Kultur | 15.06.2009

„Ein Sturz kann hier tödlich enden“

Text von Julian Perrenoud | Bilder von Julian Perrenoud
Busfahren vom und zum Festival-Gelände kann zu einem unangenehmen Abenteuer werden. Wer beim Hineindrücken als Sieger hervorgeht, kann sich dafür ein wenig Schadenfreude gönnen. Die Freude ist aber vorüber, wenn der Augenblick des Aussteigens gekommen ist.
24'000 Festivalbesucher wollen auch verköstigt werden.
Bild: Julian Perrenoud

Mittag: Es ist so eine Sache mit den Shuttle-Bussen am Greenfield Festival. Es fahren genau zwei Fahrzeuge die rund zehnminütige Strecke rauf und runter. Wobei dieses Aufgebot von zwei Bussen relativ wenig ist, bei ein paar tausend Festivalbesuchern, die sich in Interlaken Ost verpflegen wollen und dann schwer bepackt mit Bier, Würsten, Schlafsäcken und Zelten zum alten Flughafen zurück müssen. Es gibt natürlich Alternativen, an die ich jetzt denke, als ich in der brütenden Mittagshitze mit zwei gefüllten Einkaufstüten auf den nächsten Shuttle-Bus warte, und mich frage, warum ich mir das antue in dieser schwitzenden Menge. Die Busse sind meist klein und schneller gefüllt, als dass wir, die natürlich weit hinter den ersten Wartenden stehen, nachrücken können.
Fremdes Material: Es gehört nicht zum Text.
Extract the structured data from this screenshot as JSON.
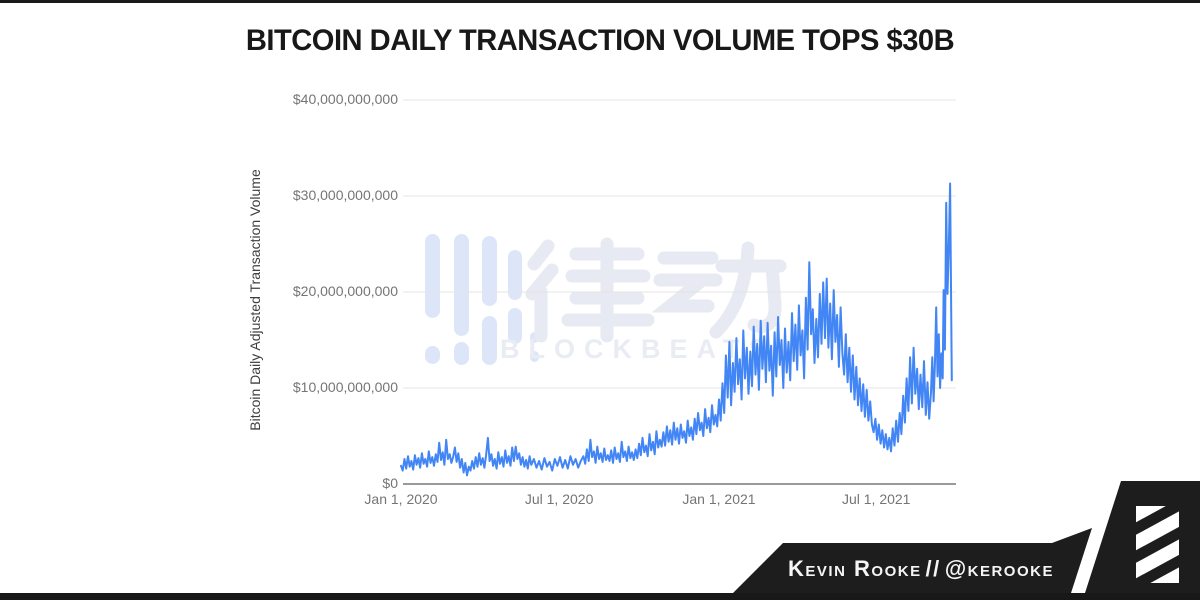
{
  "title": "BITCOIN DAILY TRANSACTION VOLUME TOPS $30B",
  "chart_data": {
    "type": "line",
    "title": "BITCOIN DAILY TRANSACTION VOLUME TOPS $30B",
    "xlabel": "",
    "ylabel": "Bitcoin Daily Adjusted Transaction Volume",
    "ylim": [
      0,
      40000000000
    ],
    "grid": true,
    "legend": false,
    "units": "billions USD",
    "x_unit": "days since Jan 1, 2020",
    "x_ticks": [
      "Jan 1, 2020",
      "Jul 1, 2020",
      "Jan 1, 2021",
      "Jul 1, 2021"
    ],
    "x_tick_days": [
      0,
      182,
      366,
      547
    ],
    "y_ticks": [
      "$0",
      "$10,000,000,000",
      "$20,000,000,000",
      "$30,000,000,000",
      "$40,000,000,000"
    ],
    "y_tick_values": [
      0,
      10,
      20,
      30,
      40
    ],
    "line_color": "#4285f4",
    "series": [
      {
        "name": "Bitcoin Daily Adjusted Transaction Volume",
        "points": [
          [
            0,
            1.9
          ],
          [
            2,
            1.4
          ],
          [
            4,
            2.6
          ],
          [
            6,
            1.6
          ],
          [
            8,
            2.9
          ],
          [
            10,
            1.8
          ],
          [
            12,
            2.4
          ],
          [
            14,
            1.5
          ],
          [
            16,
            3.0
          ],
          [
            18,
            2.0
          ],
          [
            20,
            2.7
          ],
          [
            22,
            1.7
          ],
          [
            24,
            3.2
          ],
          [
            26,
            2.1
          ],
          [
            28,
            2.6
          ],
          [
            30,
            1.8
          ],
          [
            32,
            3.4
          ],
          [
            34,
            2.2
          ],
          [
            36,
            2.8
          ],
          [
            38,
            1.9
          ],
          [
            40,
            3.1
          ],
          [
            42,
            2.3
          ],
          [
            44,
            4.3
          ],
          [
            46,
            2.5
          ],
          [
            48,
            3.3
          ],
          [
            50,
            2.0
          ],
          [
            52,
            4.6
          ],
          [
            54,
            2.6
          ],
          [
            56,
            3.1
          ],
          [
            58,
            2.2
          ],
          [
            60,
            2.8
          ],
          [
            62,
            3.8
          ],
          [
            64,
            2.3
          ],
          [
            66,
            3.2
          ],
          [
            68,
            1.7
          ],
          [
            70,
            2.6
          ],
          [
            72,
            1.2
          ],
          [
            74,
            2.2
          ],
          [
            76,
            0.9
          ],
          [
            78,
            1.8
          ],
          [
            80,
            1.4
          ],
          [
            82,
            2.4
          ],
          [
            84,
            1.6
          ],
          [
            86,
            2.8
          ],
          [
            88,
            1.8
          ],
          [
            90,
            3.2
          ],
          [
            92,
            2.0
          ],
          [
            94,
            2.7
          ],
          [
            96,
            1.7
          ],
          [
            98,
            3.0
          ],
          [
            100,
            4.8
          ],
          [
            102,
            2.4
          ],
          [
            104,
            3.1
          ],
          [
            106,
            1.9
          ],
          [
            108,
            2.6
          ],
          [
            110,
            1.6
          ],
          [
            112,
            3.3
          ],
          [
            114,
            2.1
          ],
          [
            116,
            2.8
          ],
          [
            118,
            1.8
          ],
          [
            120,
            3.5
          ],
          [
            122,
            2.2
          ],
          [
            124,
            2.9
          ],
          [
            126,
            1.9
          ],
          [
            128,
            3.8
          ],
          [
            130,
            2.4
          ],
          [
            132,
            3.9
          ],
          [
            134,
            2.6
          ],
          [
            136,
            3.2
          ],
          [
            138,
            2.0
          ],
          [
            140,
            2.8
          ],
          [
            142,
            1.8
          ],
          [
            144,
            2.5
          ],
          [
            146,
            1.6
          ],
          [
            148,
            2.9
          ],
          [
            150,
            2.0
          ],
          [
            153,
            2.6
          ],
          [
            156,
            1.7
          ],
          [
            159,
            2.4
          ],
          [
            162,
            1.5
          ],
          [
            165,
            2.7
          ],
          [
            168,
            1.8
          ],
          [
            171,
            2.3
          ],
          [
            174,
            1.4
          ],
          [
            177,
            2.6
          ],
          [
            180,
            1.9
          ],
          [
            183,
            2.8
          ],
          [
            186,
            1.7
          ],
          [
            189,
            2.5
          ],
          [
            192,
            1.6
          ],
          [
            195,
            2.9
          ],
          [
            198,
            2.0
          ],
          [
            201,
            2.6
          ],
          [
            204,
            1.7
          ],
          [
            207,
            2.4
          ],
          [
            210,
            2.9
          ],
          [
            212,
            2.1
          ],
          [
            214,
            3.6
          ],
          [
            216,
            2.4
          ],
          [
            218,
            4.6
          ],
          [
            220,
            2.8
          ],
          [
            222,
            3.4
          ],
          [
            224,
            2.2
          ],
          [
            226,
            3.9
          ],
          [
            228,
            2.6
          ],
          [
            230,
            3.2
          ],
          [
            232,
            2.3
          ],
          [
            234,
            3.7
          ],
          [
            236,
            2.5
          ],
          [
            238,
            3.0
          ],
          [
            240,
            2.4
          ],
          [
            242,
            3.5
          ],
          [
            244,
            2.2
          ],
          [
            246,
            3.8
          ],
          [
            248,
            2.6
          ],
          [
            250,
            3.2
          ],
          [
            252,
            2.3
          ],
          [
            254,
            4.4
          ],
          [
            256,
            2.8
          ],
          [
            258,
            3.4
          ],
          [
            260,
            2.4
          ],
          [
            262,
            3.9
          ],
          [
            264,
            2.7
          ],
          [
            266,
            3.3
          ],
          [
            268,
            2.5
          ],
          [
            270,
            3.6
          ],
          [
            272,
            2.7
          ],
          [
            274,
            4.2
          ],
          [
            276,
            3.0
          ],
          [
            278,
            4.8
          ],
          [
            280,
            3.3
          ],
          [
            282,
            4.0
          ],
          [
            284,
            2.9
          ],
          [
            286,
            5.2
          ],
          [
            288,
            3.5
          ],
          [
            290,
            4.4
          ],
          [
            292,
            3.1
          ],
          [
            294,
            5.5
          ],
          [
            296,
            3.8
          ],
          [
            298,
            4.6
          ],
          [
            300,
            3.9
          ],
          [
            302,
            5.4
          ],
          [
            304,
            4.0
          ],
          [
            306,
            6.0
          ],
          [
            308,
            4.4
          ],
          [
            310,
            5.6
          ],
          [
            312,
            4.1
          ],
          [
            314,
            6.4
          ],
          [
            316,
            4.6
          ],
          [
            318,
            5.8
          ],
          [
            320,
            4.2
          ],
          [
            322,
            6.2
          ],
          [
            324,
            4.8
          ],
          [
            326,
            5.5
          ],
          [
            328,
            4.3
          ],
          [
            330,
            6.6
          ],
          [
            332,
            5.0
          ],
          [
            334,
            5.9
          ],
          [
            336,
            4.6
          ],
          [
            338,
            6.8
          ],
          [
            340,
            5.2
          ],
          [
            342,
            7.4
          ],
          [
            344,
            5.6
          ],
          [
            346,
            6.4
          ],
          [
            348,
            5.0
          ],
          [
            350,
            7.8
          ],
          [
            352,
            5.8
          ],
          [
            354,
            6.9
          ],
          [
            356,
            5.4
          ],
          [
            358,
            8.2
          ],
          [
            360,
            6.2
          ],
          [
            362,
            7.2
          ],
          [
            364,
            6.0
          ],
          [
            366,
            8.8
          ],
          [
            368,
            6.6
          ],
          [
            370,
            10.5
          ],
          [
            372,
            7.4
          ],
          [
            374,
            13.4
          ],
          [
            376,
            9.0
          ],
          [
            378,
            14.8
          ],
          [
            380,
            8.2
          ],
          [
            382,
            12.6
          ],
          [
            384,
            9.6
          ],
          [
            386,
            15.2
          ],
          [
            388,
            10.4
          ],
          [
            390,
            13.0
          ],
          [
            392,
            8.8
          ],
          [
            394,
            16.0
          ],
          [
            396,
            11.0
          ],
          [
            398,
            14.2
          ],
          [
            400,
            9.4
          ],
          [
            402,
            13.8
          ],
          [
            404,
            10.2
          ],
          [
            406,
            16.4
          ],
          [
            408,
            11.4
          ],
          [
            410,
            14.6
          ],
          [
            412,
            9.8
          ],
          [
            414,
            17.0
          ],
          [
            416,
            12.0
          ],
          [
            418,
            15.4
          ],
          [
            420,
            10.6
          ],
          [
            422,
            16.8
          ],
          [
            424,
            11.8
          ],
          [
            426,
            14.4
          ],
          [
            428,
            9.2
          ],
          [
            430,
            15.8
          ],
          [
            432,
            11.2
          ],
          [
            434,
            17.4
          ],
          [
            436,
            12.4
          ],
          [
            438,
            15.0
          ],
          [
            440,
            10.0
          ],
          [
            442,
            16.2
          ],
          [
            444,
            11.6
          ],
          [
            446,
            14.8
          ],
          [
            448,
            10.8
          ],
          [
            450,
            17.8
          ],
          [
            452,
            12.8
          ],
          [
            454,
            16.6
          ],
          [
            456,
            11.9
          ],
          [
            458,
            18.6
          ],
          [
            460,
            13.4
          ],
          [
            462,
            16.0
          ],
          [
            464,
            11.0
          ],
          [
            466,
            19.4
          ],
          [
            468,
            14.0
          ],
          [
            470,
            23.1
          ],
          [
            472,
            15.6
          ],
          [
            474,
            18.2
          ],
          [
            476,
            12.6
          ],
          [
            478,
            17.2
          ],
          [
            480,
            13.2
          ],
          [
            482,
            19.8
          ],
          [
            484,
            14.6
          ],
          [
            486,
            21.0
          ],
          [
            488,
            15.2
          ],
          [
            490,
            21.4
          ],
          [
            492,
            14.2
          ],
          [
            494,
            18.8
          ],
          [
            496,
            13.0
          ],
          [
            498,
            20.2
          ],
          [
            500,
            14.8
          ],
          [
            502,
            17.6
          ],
          [
            504,
            12.2
          ],
          [
            506,
            18.4
          ],
          [
            508,
            13.6
          ],
          [
            510,
            11.4
          ],
          [
            512,
            15.6
          ],
          [
            514,
            10.6
          ],
          [
            516,
            14.2
          ],
          [
            518,
            9.6
          ],
          [
            520,
            13.4
          ],
          [
            522,
            8.8
          ],
          [
            524,
            12.2
          ],
          [
            526,
            8.2
          ],
          [
            528,
            11.0
          ],
          [
            530,
            7.6
          ],
          [
            532,
            10.4
          ],
          [
            534,
            7.0
          ],
          [
            536,
            9.8
          ],
          [
            538,
            6.6
          ],
          [
            540,
            8.6
          ],
          [
            542,
            6.2
          ],
          [
            544,
            5.4
          ],
          [
            546,
            6.8
          ],
          [
            548,
            4.6
          ],
          [
            550,
            6.2
          ],
          [
            552,
            4.2
          ],
          [
            554,
            5.6
          ],
          [
            556,
            3.8
          ],
          [
            558,
            5.2
          ],
          [
            560,
            3.6
          ],
          [
            562,
            4.8
          ],
          [
            564,
            3.4
          ],
          [
            566,
            5.8
          ],
          [
            568,
            4.0
          ],
          [
            570,
            6.6
          ],
          [
            572,
            4.4
          ],
          [
            574,
            7.4
          ],
          [
            576,
            5.2
          ],
          [
            578,
            9.2
          ],
          [
            580,
            6.4
          ],
          [
            582,
            11.0
          ],
          [
            584,
            7.6
          ],
          [
            586,
            13.2
          ],
          [
            588,
            8.4
          ],
          [
            590,
            14.2
          ],
          [
            592,
            9.4
          ],
          [
            594,
            12.0
          ],
          [
            596,
            7.8
          ],
          [
            598,
            11.4
          ],
          [
            600,
            8.0
          ],
          [
            602,
            12.8
          ],
          [
            604,
            7.2
          ],
          [
            606,
            10.6
          ],
          [
            608,
            6.8
          ],
          [
            610,
            9.6
          ],
          [
            611.5,
            13.2
          ],
          [
            613,
            8.6
          ],
          [
            614.5,
            12.4
          ],
          [
            616,
            18.4
          ],
          [
            617.5,
            11.2
          ],
          [
            619,
            15.6
          ],
          [
            620.5,
            10.0
          ],
          [
            622,
            13.6
          ],
          [
            623.5,
            11.0
          ],
          [
            624.5,
            20.2
          ],
          [
            626,
            14.0
          ],
          [
            627.5,
            29.3
          ],
          [
            629,
            19.8
          ],
          [
            630.5,
            24.5
          ],
          [
            632,
            31.3
          ],
          [
            634,
            10.8
          ]
        ]
      }
    ]
  },
  "watermark": {
    "cjk": "律动",
    "text": "BLOCKBEATS"
  },
  "footer": {
    "author": "Kevin Rooke",
    "separator": "//",
    "handle": "@kerooke"
  },
  "colors": {
    "line": "#4285f4",
    "gridline": "#e4e4e4",
    "axis_baseline": "#787878",
    "tick_label": "#757575",
    "banner": "#1d1d1d",
    "watermark_bars": "#dde6f8",
    "watermark_glyphs": "#e7eaf2",
    "watermark_text": "#e9ecf3"
  }
}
So kommt es, dass die Sonne langsam beginnt, meine gesamte linke Körperhälfte zu verbraten. An die Pouletbrüstchen und die Crevettenspiesse in der Einkaufstüte will ich gar nicht erst denken.

Der Geizige wartet
Endlich, der Bus kommt. Demonstrative Aufregung, alle packen ihre Habseligkeiten und drängen nach vorn. Ich natürlich mit. Drücken! Es hat noch Platz. Verdammt, am Ende hat es wieder nicht gereicht. Der Bus ist voll, der schwarz gekleidete Security-Mensch breitet seine Arme aus, versperrt den Weg. „Auf den nächsten Bus warten“, sagt der Deutsche knapp. Es nervt mich. Da sitzen sie nun im Bus, die Vorderen, und winken uns grinsend zu. Schadenfreude gehört zum Festival-Busfahren wie die Wurst auf den Grill. Es gibt auch solche, die für fünf Franken im Taxibus fahren – nichts für mich. Da spare ich lieber. Geiz ist geil und Geiz fordert nun mal Opfer. Zu Fuss gehen mag ich nicht, das dauert sicher 30 Minuten; als Packesel doppelt so lange.

Drücken, Schubsen, Drängen
So warte ich eben. Beim nächsten Bus könnte es reichen. 20 Minuten später kurvt der Bus um die Ecke. Die Leute vor und hinter mir reagieren im gleichen Tenor, packen ihre Taschen, drängeln. Zur Bustür muss ich nicht hinaufsteigen, ich werde hochgedrückt. „Ein Sturz kann hier tödlich enden“, schiesst es mir durch den Kopf. Dann bin ich drin, hab sogar einen Sitzplatz ergattert. Als der Bus losfährt und um die Ecke biegt, stosse ich meinen Kollegen, zeige auf die in der Sonne wartenden Menschen. Schadenfreude überkommt mich. Mit der Bequemlichkeit ist es aber nicht lange her. Denn wer beim Festivalgelände nicht rechtzeitig aussteigt, wird von der hereinströmenden Masse im Bus unfreiwillig nach Interlaken Ost zurückgebracht. Also drücke ich, was das Zeug hält.